© JUNGE FREIHEIT Verlag GmbH & Co. www.jungefreiheit.de 47/07 16. November 2007

James Watson, suspendiert nach politisch unkorrekten Äußerungen
Genie und Eigensinn
von Fabian Schmidt-Ahmad

Eigentlich kann man sich keine bessere Position für einen Wissenschaftler vorstellen, die geeigneter wäre, sich Grillen zu leisten, als diese: seit 45 Jahren Nobelpreisträger der Medizin, seit 31 Jahren Direktor, zuletzt Kanzler der renommierten Cold Spring Laboratorien auf Long Island in New York, als lebende Legende der Biologie vom Time Magazine in die Liste der hundert bedeutendsten Männer des 20. Jahrhunderts gewählt.

Und doch genügten vor wenigen Wochen ein paar Sätze, um James Watson, der durch seinen Beitrag zur Entdeckung der DNS-Doppelhelix bekannt wurde, in eine Persona non grata zu verwandeln. Dabei kann man noch nicht einmal sagen, daß er - in einem Interview mit der Sunday Times - eine Unwahrheit aussprach: "Ich bin pessimistisch, was die Zukunft Afrikas betrifft. Unsere ganze Politik beruht auf der Tatsache, daß ihre Intelligenz die gleiche ist wie unsere - aber alle Tests sagen, daß dem nicht so ist." Tatsächlich kann sich Watson auch auf die empirischen Ergebnisse anderer seriöser Forscher stützen. So ist etwa unbestritten, daß schwarze US-Amerikaner im Schnitt 10 bis 15 IQ-Punkte weniger erzielen als weiße. Unklarheit herrscht lediglich über die Ursachen dafür. Dennoch war die Äußerung ausreichend, um weltweit Feuilletonschreiber in hochkarätige Naturwissenschaftler zu verwandeln, die "krude Ideen", "Rassismus" oder - allen Ernstes - "Unwissenschaftlichkeit" ausmachten.

Wiederholt zog sich Watson bereits Rüffel für politisch inkorrekte Äußerungen zu. Ohne Zweifel kann man dem 1928 in Chicago geborenen Biochemiker allerdings zum Beispiel auch eine gehörige Portion Sexismus vorwerfen. So sinniert er in seinem Buch "Die Doppelhelix" über die "Unweiblichkeit" von Rosalind Franklin, statt zu erwähnen, daß er ohne ihre Forschungen nie den Nobelpreis hätte gewinnen können (JF 30/03). Erheblich fiel auch das Echo aus, als Watson schwangeren Frauen das Recht auf Abtreibung zubilligte, falls das Erbgut des Embryos auf Homosexualität hindeute. Und ebenso, als er Schwarzen eine stärker ausgeprägte Libido als Weißen zuschrieb.

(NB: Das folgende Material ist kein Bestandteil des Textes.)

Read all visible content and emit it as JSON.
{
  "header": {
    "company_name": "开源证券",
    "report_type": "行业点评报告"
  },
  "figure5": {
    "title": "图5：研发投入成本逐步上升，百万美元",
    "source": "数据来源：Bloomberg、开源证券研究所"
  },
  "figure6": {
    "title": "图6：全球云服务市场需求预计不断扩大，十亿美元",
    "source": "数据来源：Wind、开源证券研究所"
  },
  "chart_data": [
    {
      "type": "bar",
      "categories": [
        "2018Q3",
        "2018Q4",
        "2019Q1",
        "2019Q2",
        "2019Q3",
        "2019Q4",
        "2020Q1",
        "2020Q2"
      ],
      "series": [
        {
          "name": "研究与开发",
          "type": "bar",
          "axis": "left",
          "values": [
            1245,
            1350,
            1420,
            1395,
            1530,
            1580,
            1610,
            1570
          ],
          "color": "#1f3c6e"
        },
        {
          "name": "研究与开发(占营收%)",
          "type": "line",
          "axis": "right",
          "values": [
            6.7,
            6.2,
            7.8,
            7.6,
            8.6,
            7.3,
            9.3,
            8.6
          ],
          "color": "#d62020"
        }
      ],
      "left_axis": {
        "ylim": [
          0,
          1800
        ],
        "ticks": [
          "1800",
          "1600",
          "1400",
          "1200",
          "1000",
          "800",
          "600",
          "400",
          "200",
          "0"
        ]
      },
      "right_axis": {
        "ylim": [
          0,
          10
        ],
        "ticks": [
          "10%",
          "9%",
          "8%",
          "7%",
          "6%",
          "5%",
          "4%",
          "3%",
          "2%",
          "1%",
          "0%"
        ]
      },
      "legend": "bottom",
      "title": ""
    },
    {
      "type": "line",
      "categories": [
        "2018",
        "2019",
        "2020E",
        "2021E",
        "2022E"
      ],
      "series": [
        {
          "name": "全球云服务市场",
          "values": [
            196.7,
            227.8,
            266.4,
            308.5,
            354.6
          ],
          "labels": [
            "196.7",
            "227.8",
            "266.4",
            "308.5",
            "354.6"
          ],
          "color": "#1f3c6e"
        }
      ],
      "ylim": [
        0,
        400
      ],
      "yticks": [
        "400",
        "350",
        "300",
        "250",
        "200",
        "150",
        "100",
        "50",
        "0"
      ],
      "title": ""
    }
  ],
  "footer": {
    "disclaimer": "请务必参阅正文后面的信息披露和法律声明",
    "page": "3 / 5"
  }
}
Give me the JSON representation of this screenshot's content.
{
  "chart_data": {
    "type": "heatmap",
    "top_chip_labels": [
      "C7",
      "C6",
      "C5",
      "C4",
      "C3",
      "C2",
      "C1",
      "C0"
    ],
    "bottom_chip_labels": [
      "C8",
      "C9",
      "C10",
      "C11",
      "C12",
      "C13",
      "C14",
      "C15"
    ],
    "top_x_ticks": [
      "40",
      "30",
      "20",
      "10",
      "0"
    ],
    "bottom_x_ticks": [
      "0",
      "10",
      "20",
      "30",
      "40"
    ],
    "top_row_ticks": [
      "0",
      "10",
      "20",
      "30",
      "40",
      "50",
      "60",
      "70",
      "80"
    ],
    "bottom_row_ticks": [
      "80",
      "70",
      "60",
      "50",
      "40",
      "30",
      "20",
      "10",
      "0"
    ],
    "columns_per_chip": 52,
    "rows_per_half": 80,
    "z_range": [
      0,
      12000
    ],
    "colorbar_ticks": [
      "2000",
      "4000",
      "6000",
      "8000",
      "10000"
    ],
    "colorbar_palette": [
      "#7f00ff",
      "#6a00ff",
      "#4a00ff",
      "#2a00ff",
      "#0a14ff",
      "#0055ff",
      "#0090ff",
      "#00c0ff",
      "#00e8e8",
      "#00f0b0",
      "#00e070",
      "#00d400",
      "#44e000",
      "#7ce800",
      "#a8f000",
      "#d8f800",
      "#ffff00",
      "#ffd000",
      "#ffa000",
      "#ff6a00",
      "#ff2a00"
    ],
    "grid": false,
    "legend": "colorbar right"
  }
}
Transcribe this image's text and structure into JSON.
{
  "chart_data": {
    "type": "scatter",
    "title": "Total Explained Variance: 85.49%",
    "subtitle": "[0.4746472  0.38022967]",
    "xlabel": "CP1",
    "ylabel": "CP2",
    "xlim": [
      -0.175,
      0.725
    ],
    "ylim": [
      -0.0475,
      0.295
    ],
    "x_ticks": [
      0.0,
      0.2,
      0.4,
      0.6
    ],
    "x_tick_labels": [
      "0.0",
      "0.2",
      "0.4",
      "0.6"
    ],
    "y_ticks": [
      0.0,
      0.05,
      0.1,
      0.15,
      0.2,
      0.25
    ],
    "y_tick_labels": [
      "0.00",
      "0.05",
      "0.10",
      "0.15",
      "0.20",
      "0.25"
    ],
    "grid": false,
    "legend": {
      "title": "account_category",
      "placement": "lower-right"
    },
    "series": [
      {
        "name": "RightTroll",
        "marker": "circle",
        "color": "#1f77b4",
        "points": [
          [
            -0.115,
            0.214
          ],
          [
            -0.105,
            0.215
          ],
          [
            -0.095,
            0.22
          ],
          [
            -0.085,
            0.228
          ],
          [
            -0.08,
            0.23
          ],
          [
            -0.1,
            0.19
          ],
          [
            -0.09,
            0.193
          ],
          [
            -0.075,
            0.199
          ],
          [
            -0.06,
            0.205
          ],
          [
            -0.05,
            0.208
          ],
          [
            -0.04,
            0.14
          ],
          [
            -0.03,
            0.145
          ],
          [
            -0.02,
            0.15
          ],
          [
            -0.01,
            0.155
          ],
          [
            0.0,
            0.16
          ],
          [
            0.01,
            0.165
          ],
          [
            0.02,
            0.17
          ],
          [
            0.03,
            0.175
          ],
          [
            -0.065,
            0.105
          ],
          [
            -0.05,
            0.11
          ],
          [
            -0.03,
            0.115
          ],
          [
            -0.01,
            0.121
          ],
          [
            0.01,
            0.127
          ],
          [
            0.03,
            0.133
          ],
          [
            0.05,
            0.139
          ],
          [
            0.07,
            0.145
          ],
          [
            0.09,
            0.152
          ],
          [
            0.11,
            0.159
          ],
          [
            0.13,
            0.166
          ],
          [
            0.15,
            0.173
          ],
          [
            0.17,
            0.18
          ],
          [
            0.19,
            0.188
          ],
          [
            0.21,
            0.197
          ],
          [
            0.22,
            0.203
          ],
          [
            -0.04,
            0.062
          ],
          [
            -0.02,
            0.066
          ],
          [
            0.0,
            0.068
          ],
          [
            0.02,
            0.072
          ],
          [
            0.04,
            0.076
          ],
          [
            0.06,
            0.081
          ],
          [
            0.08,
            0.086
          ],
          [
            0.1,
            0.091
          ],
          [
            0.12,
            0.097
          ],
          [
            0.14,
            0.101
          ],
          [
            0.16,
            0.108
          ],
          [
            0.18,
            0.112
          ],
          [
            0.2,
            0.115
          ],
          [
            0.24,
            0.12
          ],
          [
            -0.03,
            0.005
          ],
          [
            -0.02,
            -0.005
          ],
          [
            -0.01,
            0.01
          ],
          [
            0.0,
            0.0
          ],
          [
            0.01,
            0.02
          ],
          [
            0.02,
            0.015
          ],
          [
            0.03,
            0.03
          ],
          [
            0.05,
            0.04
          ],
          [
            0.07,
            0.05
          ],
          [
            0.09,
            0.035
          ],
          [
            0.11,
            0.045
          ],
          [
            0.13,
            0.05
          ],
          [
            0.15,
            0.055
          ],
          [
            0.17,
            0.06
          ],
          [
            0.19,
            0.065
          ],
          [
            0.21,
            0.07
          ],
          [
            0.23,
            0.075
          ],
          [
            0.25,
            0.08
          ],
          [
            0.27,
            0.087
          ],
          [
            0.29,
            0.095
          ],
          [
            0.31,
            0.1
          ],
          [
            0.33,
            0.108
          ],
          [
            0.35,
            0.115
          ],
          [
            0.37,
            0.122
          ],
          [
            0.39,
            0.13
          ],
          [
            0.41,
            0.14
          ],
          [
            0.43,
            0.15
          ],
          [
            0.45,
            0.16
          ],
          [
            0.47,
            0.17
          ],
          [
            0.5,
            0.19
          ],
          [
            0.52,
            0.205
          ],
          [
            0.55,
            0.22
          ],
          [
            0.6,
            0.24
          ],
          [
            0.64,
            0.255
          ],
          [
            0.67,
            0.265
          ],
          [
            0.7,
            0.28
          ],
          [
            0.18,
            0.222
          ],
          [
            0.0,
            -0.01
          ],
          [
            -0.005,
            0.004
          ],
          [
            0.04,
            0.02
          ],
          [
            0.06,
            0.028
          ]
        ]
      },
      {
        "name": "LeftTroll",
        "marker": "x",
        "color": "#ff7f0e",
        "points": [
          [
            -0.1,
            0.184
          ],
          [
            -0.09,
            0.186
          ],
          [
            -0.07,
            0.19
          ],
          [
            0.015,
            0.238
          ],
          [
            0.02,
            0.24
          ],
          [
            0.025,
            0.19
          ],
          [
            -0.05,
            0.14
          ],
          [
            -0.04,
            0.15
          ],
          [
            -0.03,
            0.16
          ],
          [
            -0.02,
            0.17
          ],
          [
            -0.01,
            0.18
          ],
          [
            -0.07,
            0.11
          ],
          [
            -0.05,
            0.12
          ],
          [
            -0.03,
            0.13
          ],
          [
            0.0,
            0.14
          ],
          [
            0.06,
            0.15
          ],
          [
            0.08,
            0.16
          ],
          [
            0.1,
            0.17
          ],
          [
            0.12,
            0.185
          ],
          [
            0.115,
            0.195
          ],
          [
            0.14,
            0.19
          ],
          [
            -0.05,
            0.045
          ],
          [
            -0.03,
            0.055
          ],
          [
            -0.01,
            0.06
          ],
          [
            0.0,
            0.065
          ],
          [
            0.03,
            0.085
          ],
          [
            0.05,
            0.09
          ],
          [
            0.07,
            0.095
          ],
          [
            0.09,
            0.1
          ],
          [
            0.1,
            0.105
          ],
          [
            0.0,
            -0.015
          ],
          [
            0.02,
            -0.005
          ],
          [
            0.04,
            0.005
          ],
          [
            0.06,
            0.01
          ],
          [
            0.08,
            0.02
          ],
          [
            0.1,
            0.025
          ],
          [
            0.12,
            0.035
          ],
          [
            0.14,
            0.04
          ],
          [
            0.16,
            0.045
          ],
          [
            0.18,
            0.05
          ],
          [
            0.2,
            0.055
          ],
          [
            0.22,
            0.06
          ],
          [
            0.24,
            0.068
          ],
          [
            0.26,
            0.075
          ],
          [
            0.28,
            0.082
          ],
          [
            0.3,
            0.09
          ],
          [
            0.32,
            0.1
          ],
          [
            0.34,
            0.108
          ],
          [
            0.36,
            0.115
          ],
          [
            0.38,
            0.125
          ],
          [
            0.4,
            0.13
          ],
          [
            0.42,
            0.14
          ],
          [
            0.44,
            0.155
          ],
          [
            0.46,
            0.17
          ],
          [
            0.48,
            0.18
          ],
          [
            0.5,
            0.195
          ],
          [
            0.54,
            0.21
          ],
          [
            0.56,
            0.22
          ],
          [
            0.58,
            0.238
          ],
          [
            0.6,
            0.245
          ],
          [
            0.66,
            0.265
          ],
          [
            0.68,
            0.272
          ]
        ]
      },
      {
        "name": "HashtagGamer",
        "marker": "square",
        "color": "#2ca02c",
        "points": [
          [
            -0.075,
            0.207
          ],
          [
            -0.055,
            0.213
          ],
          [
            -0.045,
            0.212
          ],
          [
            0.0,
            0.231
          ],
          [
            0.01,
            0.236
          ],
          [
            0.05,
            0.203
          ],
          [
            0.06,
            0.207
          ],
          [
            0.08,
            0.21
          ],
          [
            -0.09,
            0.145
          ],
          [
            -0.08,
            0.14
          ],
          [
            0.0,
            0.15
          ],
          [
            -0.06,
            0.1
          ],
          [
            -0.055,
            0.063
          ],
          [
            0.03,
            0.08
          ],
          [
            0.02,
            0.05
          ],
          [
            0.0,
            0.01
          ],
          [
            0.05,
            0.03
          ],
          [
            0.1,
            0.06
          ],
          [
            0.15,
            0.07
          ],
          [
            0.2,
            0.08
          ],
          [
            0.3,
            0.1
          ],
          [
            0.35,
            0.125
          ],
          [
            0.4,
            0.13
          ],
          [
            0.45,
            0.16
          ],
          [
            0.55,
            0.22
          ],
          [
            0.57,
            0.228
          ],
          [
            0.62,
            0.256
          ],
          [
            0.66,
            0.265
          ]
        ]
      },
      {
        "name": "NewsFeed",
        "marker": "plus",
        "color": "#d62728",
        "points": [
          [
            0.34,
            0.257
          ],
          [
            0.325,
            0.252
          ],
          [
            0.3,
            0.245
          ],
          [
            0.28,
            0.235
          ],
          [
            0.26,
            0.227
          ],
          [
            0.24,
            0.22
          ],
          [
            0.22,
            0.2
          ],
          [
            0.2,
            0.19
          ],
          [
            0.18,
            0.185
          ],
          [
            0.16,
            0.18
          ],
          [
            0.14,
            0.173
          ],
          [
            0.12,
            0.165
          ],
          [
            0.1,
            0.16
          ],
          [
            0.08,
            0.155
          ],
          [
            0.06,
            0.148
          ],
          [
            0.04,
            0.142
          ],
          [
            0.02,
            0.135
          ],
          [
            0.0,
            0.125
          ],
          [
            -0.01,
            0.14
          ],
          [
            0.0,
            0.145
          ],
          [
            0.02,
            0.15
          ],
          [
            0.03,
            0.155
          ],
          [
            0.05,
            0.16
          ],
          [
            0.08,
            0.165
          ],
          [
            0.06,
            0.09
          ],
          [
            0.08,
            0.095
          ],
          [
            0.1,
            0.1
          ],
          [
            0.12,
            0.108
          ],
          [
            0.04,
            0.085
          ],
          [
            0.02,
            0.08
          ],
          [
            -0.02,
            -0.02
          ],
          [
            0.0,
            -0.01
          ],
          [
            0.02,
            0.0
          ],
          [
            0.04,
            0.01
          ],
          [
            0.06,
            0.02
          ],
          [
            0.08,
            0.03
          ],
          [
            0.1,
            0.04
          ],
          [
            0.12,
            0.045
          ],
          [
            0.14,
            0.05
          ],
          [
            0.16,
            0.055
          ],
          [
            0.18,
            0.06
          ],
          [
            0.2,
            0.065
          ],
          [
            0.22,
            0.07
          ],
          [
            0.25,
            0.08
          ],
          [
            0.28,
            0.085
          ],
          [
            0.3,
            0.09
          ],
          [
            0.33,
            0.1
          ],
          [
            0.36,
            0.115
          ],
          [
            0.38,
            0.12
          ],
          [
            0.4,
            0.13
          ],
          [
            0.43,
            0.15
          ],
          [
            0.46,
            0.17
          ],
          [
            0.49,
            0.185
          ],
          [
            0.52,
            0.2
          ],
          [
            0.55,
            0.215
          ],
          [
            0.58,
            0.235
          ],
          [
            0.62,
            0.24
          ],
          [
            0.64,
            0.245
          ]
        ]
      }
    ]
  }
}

Allerdings dürfte ein Gutteil des Unmuts seiner traditionell gynophoben Fachkollegen auch durch den Erfolg seiner populärwissenschaftlichen Darstellungen provoziert worden sein, die ihn weit über wissenschaftliche Kreise hinaus bekannt gemacht haben. Als Watson letzten Monat die Spermien älterer Männer als krank bezeichnete, weil sie eine fünfmal höhere Wahrscheinlichkeit aufwiesen, ein autistisches Kind zu erzeugen, wurde auch dies nicht gern gehört. Doch hatte man in der Empörung übersehen, daß Watson dabei auf sich selbst und seinen an Schizophrenie leidenden Sohn anspielte. So schrieb er in seinem Buch: "Ich war 42, als ich Vater wurde. Ich lese, daß die Häufigkeit von Schizophrenie wächst, je älter die Eltern sind." Für solche Feinheiten allerdings kann der nun suspendierte Wissenschaftler kein Verständnis erwarten.